An award-winning journalist, Victor Malarek has more than thirty years of experience in Canadian news. At present, he brings his hard-hitting investigative skills to CTV's current affairs show W5 as its senior reporter.

Prior to joining W5, Malarek was the investigations editor for The Globe and Mail from 2000 to June 2003 and from 1990 to 2000 he was a host of CBC's investigative documentary show The Fifth Estate. Malarek has won many awards for his work over the years. In 2001, his hard-hitting investigation into the Toronto Police Union led to a fourth Michener Award and in 1997, he won a Gemini Award as Canada's Top Broadcast Journalist.

Born in Lachine, Quebec in 1948, Malarek began his career in journalism as a copy boy at Weekend Magazine in Montreal in 1968. Two years later, he joined The Montreal Star as a police reporter and was one of the first journalists to report on the 1970 FLQ-October Crisis. A year later, he broke a front-page story that would set the stage for his move into the world of investigative journalism. The story involved three teenage boys who hanged themselves with skate laces in a sorely mismanaged Montreal juvenile detention centre over the Christmas holidays.

Malarek has reported from across Canada and the United States, and from countries around the world such as Afghanistan, Iran, Kurdistan, Ethiopia, Somalia, Ukraine, Germany, France, Italy, Austria, Thailand, Hong Kong, Australia, Mexico, Brazil, Chile and Columbia.

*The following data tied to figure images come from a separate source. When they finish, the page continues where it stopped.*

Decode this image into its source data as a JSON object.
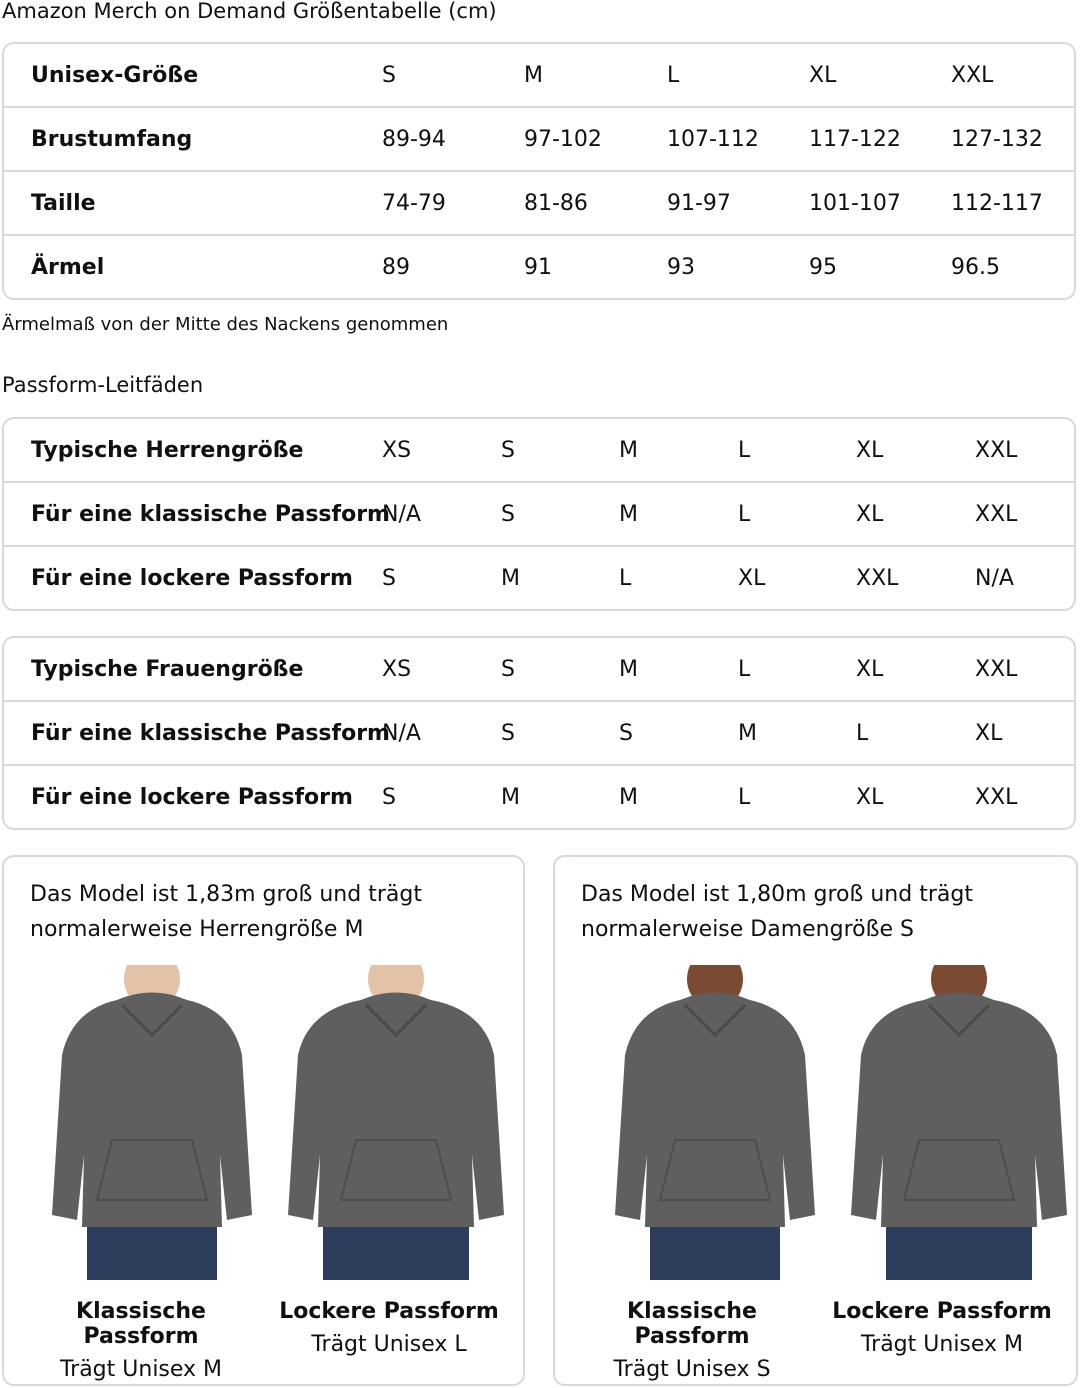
{
  "size_chart": {
    "title": "Amazon Merch on Demand Größentabelle (cm)",
    "rows": [
      {
        "label": "Unisex-Größe",
        "values": [
          "S",
          "M",
          "L",
          "XL",
          "XXL"
        ]
      },
      {
        "label": "Brustumfang",
        "values": [
          "89-94",
          "97-102",
          "107-112",
          "117-122",
          "127-132"
        ]
      },
      {
        "label": "Taille",
        "values": [
          "74-79",
          "81-86",
          "91-97",
          "101-107",
          "112-117"
        ]
      },
      {
        "label": "Ärmel",
        "values": [
          "89",
          "91",
          "93",
          "95",
          "96.5"
        ]
      }
    ],
    "note": "Ärmelmaß von der Mitte des Nackens genommen"
  },
  "fit_guides": {
    "title": "Passform-Leitfäden",
    "men": [
      {
        "label": "Typische Herrengröße",
        "values": [
          "XS",
          "S",
          "M",
          "L",
          "XL",
          "XXL"
        ]
      },
      {
        "label": "Für eine klassische Passform",
        "values": [
          "N/A",
          "S",
          "M",
          "L",
          "XL",
          "XXL"
        ]
      },
      {
        "label": "Für eine lockere Passform",
        "values": [
          "S",
          "M",
          "L",
          "XL",
          "XXL",
          "N/A"
        ]
      }
    ],
    "women": [
      {
        "label": "Typische Frauengröße",
        "values": [
          "XS",
          "S",
          "M",
          "L",
          "XL",
          "XXL"
        ]
      },
      {
        "label": "Für eine klassische Passform",
        "values": [
          "N/A",
          "S",
          "S",
          "M",
          "L",
          "XL"
        ]
      },
      {
        "label": "Für eine lockere Passform",
        "values": [
          "S",
          "M",
          "M",
          "L",
          "XL",
          "XXL"
        ]
      }
    ]
  },
  "models": [
    {
      "description": "Das Model ist 1,83m groß und trägt normalerweise Herrengröße M",
      "photos": [
        {
          "fit": "Klassische Passform",
          "wears": "Trägt Unisex M"
        },
        {
          "fit": "Lockere Passform",
          "wears": "Trägt Unisex L"
        }
      ]
    },
    {
      "description": "Das Model ist 1,80m groß und trägt normalerweise Damengröße S",
      "photos": [
        {
          "fit": "Klassische Passform",
          "wears": "Trägt Unisex S"
        },
        {
          "fit": "Lockere Passform",
          "wears": "Trägt Unisex M"
        }
      ]
    }
  ],
  "colors": {
    "hoodie": "#5f5f5f",
    "jeans": "#2c3e5c",
    "skin_light": "#e4c2a8",
    "skin_dark": "#7a4a32",
    "border": "#d5d9d9"
  }
}
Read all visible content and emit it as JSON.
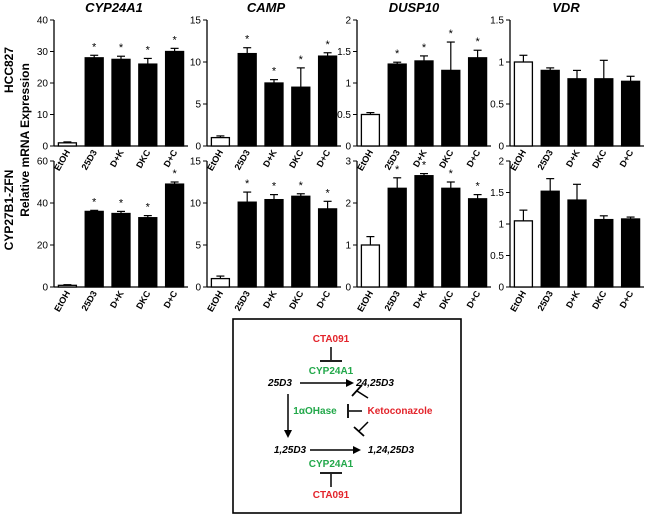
{
  "figure": {
    "row_titles": [
      "HCC827",
      "CYP27B1-ZFN"
    ],
    "ylabel_shared": "Relative mRNA Expression",
    "column_titles": [
      "CYP24A1",
      "CAMP",
      "DUSP10",
      "VDR"
    ]
  },
  "chart_data": [
    {
      "type": "bar",
      "row": "HCC827",
      "gene": "CYP24A1",
      "title": "CYP24A1",
      "categories": [
        "EtOH",
        "25D3",
        "D+K",
        "DKC",
        "D+C"
      ],
      "values": [
        1,
        28,
        27.5,
        26,
        30
      ],
      "errors": [
        0.3,
        0.8,
        1,
        1.8,
        1
      ],
      "significant": [
        false,
        true,
        true,
        true,
        true
      ],
      "ylim": [
        0,
        40
      ],
      "yticks": [
        0,
        10,
        20,
        30,
        40
      ]
    },
    {
      "type": "bar",
      "row": "HCC827",
      "gene": "CAMP",
      "title": "CAMP",
      "categories": [
        "EtOH",
        "25D3",
        "D+K",
        "DKC",
        "D+C"
      ],
      "values": [
        1,
        11,
        7.5,
        7,
        10.7
      ],
      "errors": [
        0.2,
        0.7,
        0.4,
        2.3,
        0.4
      ],
      "significant": [
        false,
        true,
        true,
        true,
        true
      ],
      "ylim": [
        0,
        15
      ],
      "yticks": [
        0,
        5,
        10,
        15
      ]
    },
    {
      "type": "bar",
      "row": "HCC827",
      "gene": "DUSP10",
      "title": "DUSP10",
      "categories": [
        "EtOH",
        "25D3",
        "D+K",
        "DKC",
        "D+C"
      ],
      "values": [
        0.5,
        1.3,
        1.35,
        1.2,
        1.4
      ],
      "errors": [
        0.03,
        0.03,
        0.08,
        0.45,
        0.12
      ],
      "significant": [
        false,
        true,
        true,
        true,
        true
      ],
      "ylim": [
        0,
        2
      ],
      "yticks": [
        0,
        0.5,
        1,
        1.5,
        2
      ]
    },
    {
      "type": "bar",
      "row": "HCC827",
      "gene": "VDR",
      "title": "VDR",
      "categories": [
        "EtOH",
        "25D3",
        "D+K",
        "DKC",
        "D+C"
      ],
      "values": [
        1,
        0.9,
        0.8,
        0.8,
        0.77
      ],
      "errors": [
        0.08,
        0.03,
        0.1,
        0.22,
        0.06
      ],
      "significant": [
        false,
        false,
        false,
        false,
        false
      ],
      "ylim": [
        0,
        1.5
      ],
      "yticks": [
        0,
        0.5,
        1,
        1.5
      ]
    },
    {
      "type": "bar",
      "row": "CYP27B1-ZFN",
      "gene": "CYP24A1",
      "title": "",
      "categories": [
        "EtOH",
        "25D3",
        "D+K",
        "DKC",
        "D+C"
      ],
      "values": [
        0.8,
        36,
        35,
        33,
        49
      ],
      "errors": [
        0.3,
        0.5,
        1,
        1,
        1
      ],
      "significant": [
        false,
        true,
        true,
        true,
        true
      ],
      "ylim": [
        0,
        60
      ],
      "yticks": [
        0,
        20,
        40,
        60
      ]
    },
    {
      "type": "bar",
      "row": "CYP27B1-ZFN",
      "gene": "CAMP",
      "title": "",
      "categories": [
        "EtOH",
        "25D3",
        "D+K",
        "DKC",
        "D+C"
      ],
      "values": [
        1,
        10.1,
        10.4,
        10.8,
        9.3
      ],
      "errors": [
        0.3,
        1.2,
        0.6,
        0.3,
        0.9
      ],
      "significant": [
        false,
        true,
        true,
        true,
        true
      ],
      "ylim": [
        0,
        15
      ],
      "yticks": [
        0,
        5,
        10,
        15
      ]
    },
    {
      "type": "bar",
      "row": "CYP27B1-ZFN",
      "gene": "DUSP10",
      "title": "",
      "categories": [
        "EtOH",
        "25D3",
        "D+K",
        "DKC",
        "D+C"
      ],
      "values": [
        1,
        2.35,
        2.65,
        2.35,
        2.1
      ],
      "errors": [
        0.2,
        0.25,
        0.05,
        0.15,
        0.1
      ],
      "significant": [
        false,
        true,
        true,
        true,
        true
      ],
      "ylim": [
        0,
        3
      ],
      "yticks": [
        0,
        1,
        2,
        3
      ]
    },
    {
      "type": "bar",
      "row": "CYP27B1-ZFN",
      "gene": "VDR",
      "title": "",
      "categories": [
        "EtOH",
        "25D3",
        "D+K",
        "DKC",
        "D+C"
      ],
      "values": [
        1.05,
        1.52,
        1.38,
        1.07,
        1.08
      ],
      "errors": [
        0.17,
        0.2,
        0.25,
        0.06,
        0.03
      ],
      "significant": [
        false,
        false,
        false,
        false,
        false
      ],
      "ylim": [
        0,
        2
      ],
      "yticks": [
        0,
        0.5,
        1,
        1.5,
        2
      ]
    }
  ],
  "diagram": {
    "inhibitor_top": "CTA091",
    "enzyme_top": "CYP24A1",
    "substrate": "25D3",
    "product_top": "24,25D3",
    "enzyme_middle": "1αOHase",
    "inhibitor_middle": "Ketoconazole",
    "active_form": "1,25D3",
    "product_bottom": "1,24,25D3",
    "enzyme_bottom": "CYP24A1",
    "inhibitor_bottom": "CTA091",
    "colors": {
      "inhibitor": "#e3242b",
      "enzyme": "#22a84a",
      "metabolite": "#000000"
    }
  }
}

In addition to his news reporting, Malarek has written five non-fiction books. His most recent work, The Natashas - The New Global Sex Trade (2003), is about the worldwide sex industry. Gut Instinct - The Making of an Investigative Reporter was published in 1996. It takes readers on a riveting ride behind the scenes of many of his investigations during his twenty-year career in newspapers. His third book, Merchants of Misery (1989), took sharp aim at Canada's illegal drug scene.

Malarek's probe of Canada's immigration and refugee system for The Globe and Mail led to the publication of his second book, Haven's Gate: Canada's Immigration Fiasco, in 1986. His first book Hey ... Malarek! hit bookstores in 1984. It documents his troubled and tumultuous childhood and teenage years while in the so-called care of the Quebec child welfare system. In 1989, it was made into a feature movie.